The area’s biggest attraction is a preserved post–Civil War house covered in pale clapboard siding. In 1894, not long after this house was built, a middle-aged schoolteacher from right here in Concord published some of the most radical ideas of her age. Her name was Eliza Burt Gamble.
We don’t know much about Gamble’s personal life, except that she was a woman who had no choice but to be independent. She had lost her father when she was two, her mother when she was around sixteen. Left without support, she made a living by teaching at local public schools. According to some reports, she went on to achieve impressive heights in her career. She also married and had three children, two of whom died before the century was out.
Gamble believed there was more to the cause than securing legal equality. One of the biggest sticking points in the fight for women’s rights, she recognized, was that society had come to believe women were built to be lesser than men. Convinced this was wrong, in 1885 she set out to find hard proof for herself. She spent a year studying the collections at the Library of Congress, scouring the books for evidence.
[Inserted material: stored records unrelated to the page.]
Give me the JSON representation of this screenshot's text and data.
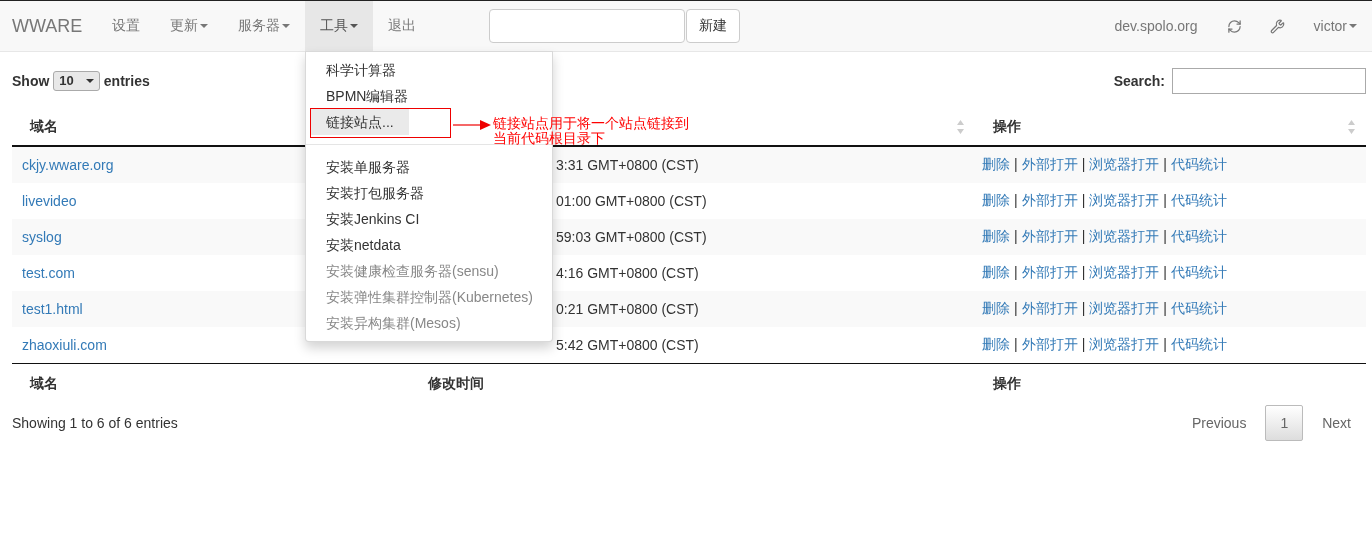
{
  "navbar": {
    "brand": "WWARE",
    "items": [
      {
        "label": "设置",
        "dropdown": false,
        "selected": false
      },
      {
        "label": "更新",
        "dropdown": true,
        "selected": false
      },
      {
        "label": "服务器",
        "dropdown": true,
        "selected": false
      },
      {
        "label": "工具",
        "dropdown": true,
        "selected": true
      },
      {
        "label": "退出",
        "dropdown": false,
        "selected": false
      }
    ],
    "new_button": "新建",
    "host": "dev.spolo.org",
    "user": "victor"
  },
  "tools_menu": {
    "groups": [
      {
        "items": [
          {
            "label": "科学计算器",
            "disabled": false,
            "highlighted": false
          },
          {
            "label": "BPMN编辑器",
            "disabled": false,
            "highlighted": false
          },
          {
            "label": "链接站点...",
            "disabled": false,
            "highlighted": true
          }
        ]
      },
      {
        "items": [
          {
            "label": "安装单服务器",
            "disabled": false,
            "highlighted": false
          },
          {
            "label": "安装打包服务器",
            "disabled": false,
            "highlighted": false
          },
          {
            "label": "安装Jenkins CI",
            "disabled": false,
            "highlighted": false
          },
          {
            "label": "安装netdata",
            "disabled": false,
            "highlighted": false
          },
          {
            "label": "安装健康检查服务器(sensu)",
            "disabled": true,
            "highlighted": false
          },
          {
            "label": "安装弹性集群控制器(Kubernetes)",
            "disabled": true,
            "highlighted": false
          },
          {
            "label": "安装异构集群(Mesos)",
            "disabled": true,
            "highlighted": false
          }
        ]
      }
    ]
  },
  "annotation": {
    "text": "链接站点用于将一个站点链接到当前代码根目录下"
  },
  "table": {
    "show_label": "Show",
    "length": "10",
    "entries_label": "entries",
    "search_label": "Search:",
    "header": [
      {
        "label": "域名"
      },
      {
        "sort_icon": true
      },
      {
        "label": "操作",
        "sort_icon": true
      }
    ],
    "separator": "|",
    "rows": [
      {
        "domain": "ckjy.wware.org",
        "time": "3:31 GMT+0800 (CST)",
        "actions": [
          "删除",
          "外部打开",
          "浏览器打开",
          "代码统计"
        ]
      },
      {
        "domain": "livevideo",
        "time": "01:00 GMT+0800 (CST)",
        "actions": [
          "删除",
          "外部打开",
          "浏览器打开",
          "代码统计"
        ]
      },
      {
        "domain": "syslog",
        "time": "59:03 GMT+0800 (CST)",
        "actions": [
          "删除",
          "外部打开",
          "浏览器打开",
          "代码统计"
        ]
      },
      {
        "domain": "test.com",
        "time": "4:16 GMT+0800 (CST)",
        "actions": [
          "删除",
          "外部打开",
          "浏览器打开",
          "代码统计"
        ]
      },
      {
        "domain": "test1.html",
        "time": "0:21 GMT+0800 (CST)",
        "actions": [
          "删除",
          "外部打开",
          "浏览器打开",
          "代码统计"
        ]
      },
      {
        "domain": "zhaoxiuli.com",
        "time": "5:42 GMT+0800 (CST)",
        "actions": [
          "删除",
          "外部打开",
          "浏览器打开",
          "代码统计"
        ]
      }
    ],
    "footer": [
      "域名",
      "修改时间",
      "操作"
    ],
    "info": "Showing 1 to 6 of 6 entries",
    "pagination": [
      {
        "label": "Previous",
        "selected": false
      },
      {
        "label": "1",
        "selected": true
      },
      {
        "label": "Next",
        "selected": false
      }
    ]
  }
}
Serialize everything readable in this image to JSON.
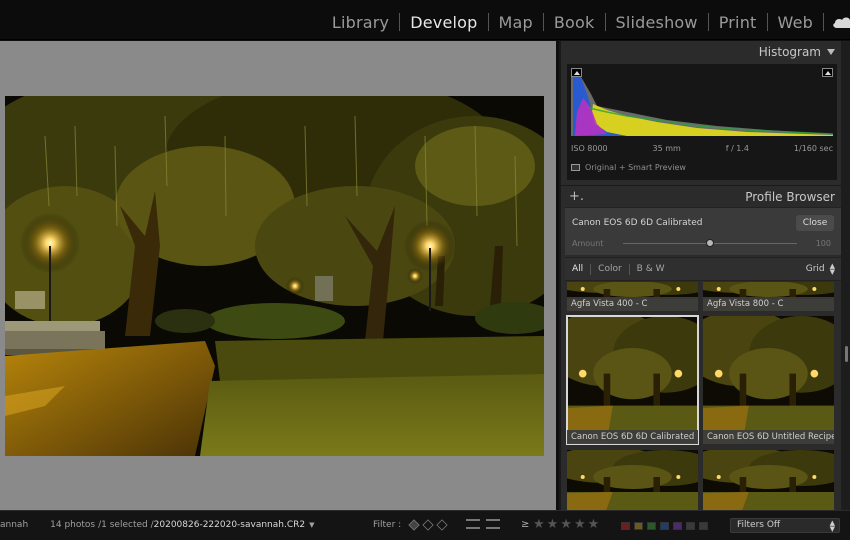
{
  "modules": [
    {
      "label": "Library",
      "active": false
    },
    {
      "label": "Develop",
      "active": true
    },
    {
      "label": "Map",
      "active": false
    },
    {
      "label": "Book",
      "active": false
    },
    {
      "label": "Slideshow",
      "active": false
    },
    {
      "label": "Print",
      "active": false
    },
    {
      "label": "Web",
      "active": false
    }
  ],
  "histogram": {
    "title": "Histogram",
    "iso": "ISO 8000",
    "focal": "35 mm",
    "aperture": "f / 1.4",
    "shutter": "1/160 sec",
    "preview": "Original + Smart Preview"
  },
  "profile_browser": {
    "title": "Profile Browser",
    "plus": "+.",
    "current": "Canon EOS 6D 6D Calibrated",
    "close": "Close",
    "amount_label": "Amount",
    "amount_value": "100",
    "amount_fraction": 0.5,
    "filters": [
      {
        "label": "All",
        "active": true
      },
      {
        "label": "Color",
        "active": false
      },
      {
        "label": "B & W",
        "active": false
      }
    ],
    "view": "Grid",
    "tiles": [
      {
        "caption": "Agfa Vista 400 - C",
        "selected": false
      },
      {
        "caption": "Agfa Vista 800 - C",
        "selected": false
      },
      {
        "caption": "Canon EOS 6D 6D Calibrated",
        "selected": true
      },
      {
        "caption": "Canon EOS 6D Untitled Recipe",
        "selected": false
      },
      {
        "caption": "",
        "selected": false
      },
      {
        "caption": "",
        "selected": false
      }
    ]
  },
  "filmstrip": {
    "source_cut": "annah",
    "count": "14 photos",
    "selected": "/1 selected /",
    "filename": "20200826-222020-savannah.CR2",
    "filter_label": "Filter :",
    "gte": "≥",
    "stars": "★★★★★",
    "filters_off": "Filters Off",
    "label_colors": [
      "#6b1f1f",
      "#6b5a1f",
      "#2a5a2a",
      "#1f3e6b",
      "#4d2a6b",
      "#3a3a3a",
      "#3a3a3a"
    ]
  }
}
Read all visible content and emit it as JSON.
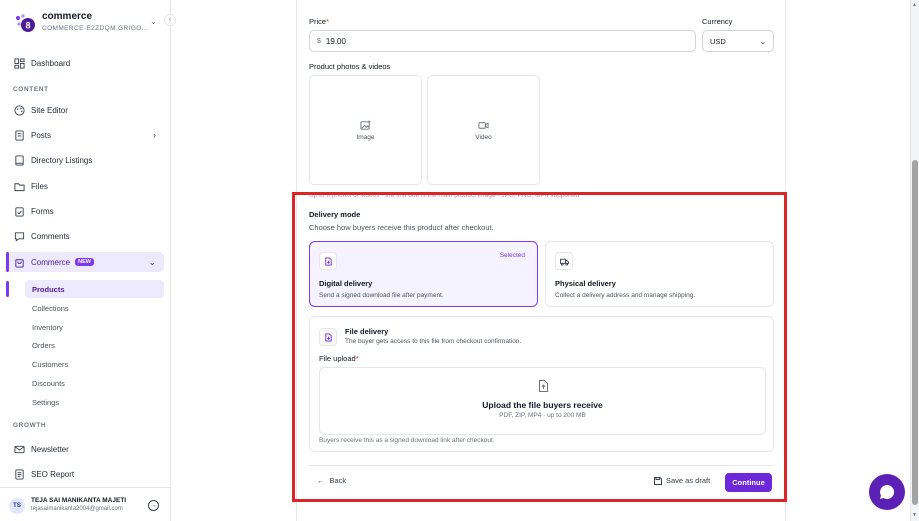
{
  "brand": {
    "name": "commerce",
    "subtitle": "COMMERCE-E2ZDQM.GRIGO..."
  },
  "sidebar": {
    "dashboard": "Dashboard",
    "section_content": "CONTENT",
    "site_editor": "Site Editor",
    "posts": "Posts",
    "directory_listings": "Directory Listings",
    "files": "Files",
    "forms": "Forms",
    "comments": "Comments",
    "commerce": "Commerce",
    "commerce_badge": "NEW",
    "commerce_items": [
      "Products",
      "Collections",
      "Inventory",
      "Orders",
      "Customers",
      "Discounts",
      "Settings"
    ],
    "section_growth": "GROWTH",
    "newsletter": "Newsletter",
    "seo_report": "SEO Report"
  },
  "user": {
    "initials": "TS",
    "name": "TEJA SAI MANIKANTA MAJETI",
    "email": "tejasaimanikanta2004@gmail.com"
  },
  "form": {
    "price_label": "Price",
    "price_symbol": "$",
    "price_value": "19.00",
    "currency_label": "Currency",
    "currency_value": "USD",
    "photos_label": "Product photos & videos",
    "image_label": "Image",
    "video_label": "Video",
    "photos_hint": "Up to 8 photos or videos · the first one is the main product image · JPG, PNG, MP4 supported",
    "delivery_title": "Delivery mode",
    "delivery_subtitle": "Choose how buyers receive this product after checkout.",
    "digital": {
      "title": "Digital delivery",
      "desc": "Send a signed download file after payment.",
      "selected_label": "Selected"
    },
    "physical": {
      "title": "Physical delivery",
      "desc": "Collect a delivery address and manage shipping."
    },
    "file_delivery": {
      "title": "File delivery",
      "desc": "The buyer gets access to this file from checkout confirmation.",
      "upload_label": "File upload",
      "upload_title": "Upload the file buyers receive",
      "upload_sub": "PDF, ZIP, MP4 · up to 200 MB",
      "note": "Buyers receive this as a signed download link after checkout."
    },
    "back": "Back",
    "save_draft": "Save as draft",
    "continue": "Continue"
  },
  "colors": {
    "accent": "#6d28d9",
    "highlight": "#dc2626"
  }
}
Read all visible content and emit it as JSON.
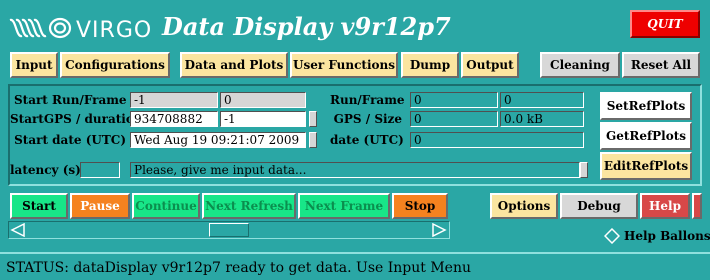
{
  "header": {
    "logo_text": "VIRGO",
    "title": "Data Display  v9r12p7",
    "quit_label": "QUIT"
  },
  "menu": {
    "input": "Input",
    "configurations": "Configurations",
    "data_and_plots": "Data and Plots",
    "user_functions": "User Functions",
    "dump": "Dump",
    "output": "Output",
    "cleaning": "Cleaning",
    "reset_all": "Reset All"
  },
  "panel": {
    "start_run_label": "Start Run/Frame",
    "start_run_value1": "-1",
    "start_run_value2": "0",
    "start_gps_label": "StartGPS / duration",
    "start_gps_value": "934708882",
    "duration_value": "-1",
    "start_date_label": "Start date (UTC)",
    "start_date_value": "Wed Aug 19 09:21:07 2009",
    "run_frame_label": "Run/Frame",
    "run_frame_value1": "0",
    "run_frame_value2": "0",
    "gps_size_label": "GPS  / Size",
    "gps_value": "0",
    "size_value": "0.0 kB",
    "date_label": "date (UTC)",
    "date_value": "0",
    "latency_label": "latency (s)",
    "message": "Please, give me input data..."
  },
  "ref_buttons": {
    "set": "SetRefPlots",
    "get": "GetRefPlots",
    "edit": "EditRefPlots"
  },
  "controls": {
    "start": "Start",
    "pause": "Pause",
    "continue": "Continue",
    "next_refresh": "Next Refresh",
    "next_frame": "Next Frame",
    "stop": "Stop",
    "options": "Options",
    "debug": "Debug",
    "help": "Help",
    "help_balloons": "Help Ballons"
  },
  "status": {
    "text": "STATUS: dataDisplay v9r12p7 ready to get data. Use Input Menu"
  }
}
She was driven, she wrote, “with no special object in view other than a desire for information.”
Evolutionary theory, despite what Charles Darwin had written about women, actually offered great promise to the women’s movement. It opened a door to a revolutionary new way to understand humans. “It meant a way to be modern,” says historian Kimberly Hamlin, whose 2014 book From Eve to Evolution: Darwin, Science, and Women’s Rights in Gilded Age America charts women’s responses to Darwin.